Faktaklabar.id, LIFESTYLE – Hiruk-pikuk perayaan pergantian tahun baru masehi pada 1 Januari baru saja berlalu. Hampir seluruh dunia menyambutnya dengan pesta kembang api dan tiupan terompet.
Namun, tahukah Anda bahwa tidak semua negara menjadikan tanggal 1 Januari sebagai momentum pergantian tahun?
Sebagian negara masih memegang teguh sistem penanggalan tradisional mereka. Alih-alih berpesta pada 1 Januari, masyarakat di negara-negara ini justru merayakan tahun baru pada waktu yang berbeda dengan ritual yang kental akan nilai budaya.
Berikut adalah daftar negara dan wilayah yang punya tradisi tahun baru beda dan tidak berpatokan pada kalender Gregorian (Masehi):
Baca Juga: Negara dengan Pesta kembang Api Paling Memukau
1. Tiongkok (Imlek)
Negara Tirai Bambu ini mengenal Tahun Baru Imlek atau Festival Musim Semi. Warga Tiongkok merayakannya pada bulan baru pertama antara akhir Januari hingga Februari. Perayaan ini identik dengan reuni keluarga, pembagian angpao, serta pertunjukan barongsai yang meriah.
2. Vietnam (Tết)
Tetangga dekat Tiongkok ini memiliki hari raya Tết yang bertepatan dengan Tahun Baru Imlek. Masyarakat Vietnam mengisi momen ini dengan menghormati leluhur dan menyantap hidangan khas seperti bánh chưng. Mereka juga membersihkan rumah untuk membuang nasib buruk tahun lalu.
3. Thailand (Songkran)
Negara Gajah Putih merayakan tahun baru tradisional mereka, Songkran, pada bulan April. Festival ini sangat populer di kalangan turis karena tradisi “perang air” di jalanan. Bagi warga lokal, air melambangkan pembersihan diri dan penyucian patung Buddha di kuil.
4. Iran (Nowruz)
Iran merayakan Nowruz atau Tahun Baru Persia yang telah berusia lebih dari 3.000 tahun. Perayaan ini jatuh tepat saat ekuinoks musim semi (sekitar Maret). Keluarga di Iran menata meja dengan tujuh benda simbolis (haft-seen) untuk menyambut harapan baru.
5. Arab Saudi dan Negara Islam
Negara-negara dengan mayoritas penduduk muslim seperti Arab Saudi lebih memprioritaskan Tahun Baru Hijriah. Momen ini menandai peristiwa hijrah Nabi Muhammad SAW. Umat Islam memperingatinya setiap tanggal 1 Muharram dengan doa dan refleksi diri, bukan dengan pesta pora.
6. India
India yang memiliki keragaman budaya merayakan tahun baru di tanggal yang bervariasi. Misalnya, warga Andhra Pradesh merayakan Ugadi pada Maret atau April. Sementara itu, umat Sikh merayakan Vaisakhi pada bulan April.
7. Sri Lanka
Masyarakat Sri Lanka merayakan Tahun Baru Sinhala dan Tamil pada pertengahan April. Momen ini menandai berakhirnya musim panen. Warga mengisi perayaan dengan permainan tradisional dan ritual budaya sebagai simbol kemakmuran.
8. Nepal
Nepal menggunakan kalender Bikram Sambat yang hitungannya sekitar 57 tahun lebih maju dari kalender Masehi. Warga Nepal biasanya merayakan pergantian tahun pada bulan April dengan parade budaya di jalan-jalan Kathmandu.

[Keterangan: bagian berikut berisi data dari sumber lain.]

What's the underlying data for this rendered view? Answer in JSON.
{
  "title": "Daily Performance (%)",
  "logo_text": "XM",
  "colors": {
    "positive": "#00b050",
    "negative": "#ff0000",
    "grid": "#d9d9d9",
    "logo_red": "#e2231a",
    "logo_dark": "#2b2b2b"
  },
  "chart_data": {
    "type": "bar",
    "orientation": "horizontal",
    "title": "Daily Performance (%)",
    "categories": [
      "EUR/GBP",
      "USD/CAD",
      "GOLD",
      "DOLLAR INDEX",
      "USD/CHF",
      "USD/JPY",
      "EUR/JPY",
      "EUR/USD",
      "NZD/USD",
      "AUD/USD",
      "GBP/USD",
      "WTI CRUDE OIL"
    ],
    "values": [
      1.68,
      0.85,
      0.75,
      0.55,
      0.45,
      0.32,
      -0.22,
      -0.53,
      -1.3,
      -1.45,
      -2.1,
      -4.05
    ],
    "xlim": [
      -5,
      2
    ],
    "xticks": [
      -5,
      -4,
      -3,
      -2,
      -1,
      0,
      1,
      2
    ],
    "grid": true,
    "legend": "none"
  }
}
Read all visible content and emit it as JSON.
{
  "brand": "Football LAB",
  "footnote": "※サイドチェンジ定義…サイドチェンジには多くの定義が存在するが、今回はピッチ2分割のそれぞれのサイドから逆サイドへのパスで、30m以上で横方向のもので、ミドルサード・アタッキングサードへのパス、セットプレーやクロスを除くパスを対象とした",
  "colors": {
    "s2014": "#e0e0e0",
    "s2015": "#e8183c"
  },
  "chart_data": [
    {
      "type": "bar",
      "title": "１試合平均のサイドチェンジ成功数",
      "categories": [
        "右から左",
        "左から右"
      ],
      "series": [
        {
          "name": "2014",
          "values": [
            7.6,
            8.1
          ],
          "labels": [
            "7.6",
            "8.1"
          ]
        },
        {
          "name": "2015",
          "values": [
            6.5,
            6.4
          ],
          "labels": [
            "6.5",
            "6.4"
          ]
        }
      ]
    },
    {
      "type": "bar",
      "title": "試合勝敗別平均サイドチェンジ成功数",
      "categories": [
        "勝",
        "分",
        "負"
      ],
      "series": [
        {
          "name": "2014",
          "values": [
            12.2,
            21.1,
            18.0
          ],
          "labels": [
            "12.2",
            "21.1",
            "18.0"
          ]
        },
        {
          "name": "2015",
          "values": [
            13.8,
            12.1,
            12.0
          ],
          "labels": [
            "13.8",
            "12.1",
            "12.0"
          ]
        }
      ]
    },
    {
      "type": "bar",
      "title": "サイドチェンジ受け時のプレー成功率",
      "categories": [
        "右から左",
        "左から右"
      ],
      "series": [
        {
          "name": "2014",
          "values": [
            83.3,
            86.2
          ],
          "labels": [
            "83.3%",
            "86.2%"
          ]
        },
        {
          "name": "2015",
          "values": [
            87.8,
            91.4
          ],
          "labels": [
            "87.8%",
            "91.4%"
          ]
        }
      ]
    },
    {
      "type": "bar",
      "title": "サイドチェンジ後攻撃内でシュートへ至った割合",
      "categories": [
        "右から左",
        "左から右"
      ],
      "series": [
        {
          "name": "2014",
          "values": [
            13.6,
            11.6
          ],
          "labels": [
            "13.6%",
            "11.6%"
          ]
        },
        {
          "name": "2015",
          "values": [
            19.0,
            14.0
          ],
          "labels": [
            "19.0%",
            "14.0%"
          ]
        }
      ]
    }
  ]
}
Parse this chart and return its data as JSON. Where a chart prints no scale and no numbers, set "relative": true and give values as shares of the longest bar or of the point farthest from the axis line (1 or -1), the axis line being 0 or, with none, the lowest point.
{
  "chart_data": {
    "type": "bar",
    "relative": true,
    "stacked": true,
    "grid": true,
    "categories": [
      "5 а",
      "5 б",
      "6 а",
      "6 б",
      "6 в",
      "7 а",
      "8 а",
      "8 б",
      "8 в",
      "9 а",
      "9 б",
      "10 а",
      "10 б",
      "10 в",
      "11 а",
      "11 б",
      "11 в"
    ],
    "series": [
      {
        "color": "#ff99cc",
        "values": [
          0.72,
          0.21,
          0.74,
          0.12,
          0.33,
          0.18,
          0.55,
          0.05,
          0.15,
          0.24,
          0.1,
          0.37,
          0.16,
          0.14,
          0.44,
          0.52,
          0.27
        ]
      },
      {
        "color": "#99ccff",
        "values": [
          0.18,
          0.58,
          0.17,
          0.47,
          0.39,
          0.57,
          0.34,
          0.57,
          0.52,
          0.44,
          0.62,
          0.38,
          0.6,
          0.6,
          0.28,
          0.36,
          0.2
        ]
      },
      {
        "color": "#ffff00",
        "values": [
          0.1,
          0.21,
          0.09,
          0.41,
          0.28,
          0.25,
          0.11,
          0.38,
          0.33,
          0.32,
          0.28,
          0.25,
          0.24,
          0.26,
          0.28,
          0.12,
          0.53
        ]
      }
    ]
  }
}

Baca Juga: 8 Negara Asia Favorit Wisatawan Asing
9. Ethiopia
Negara di Afrika Timur ini memiliki kalender unik yang selisihnya tujuh hingga delapan tahun dari kalender Masehi. Mereka merayakan tahun baru bernama Enkutatash pada bulan September, bertepatan dengan akhir musim hujan.
Keberagaman tradisi ini menunjukkan bahwa 1 Januari hanyalah salah satu versi dari sekian banyak cara manusia menandai waktu. Setiap budaya memiliki cara unik tersendiri untuk menutup lembaran lama dan menyambut harapan baru.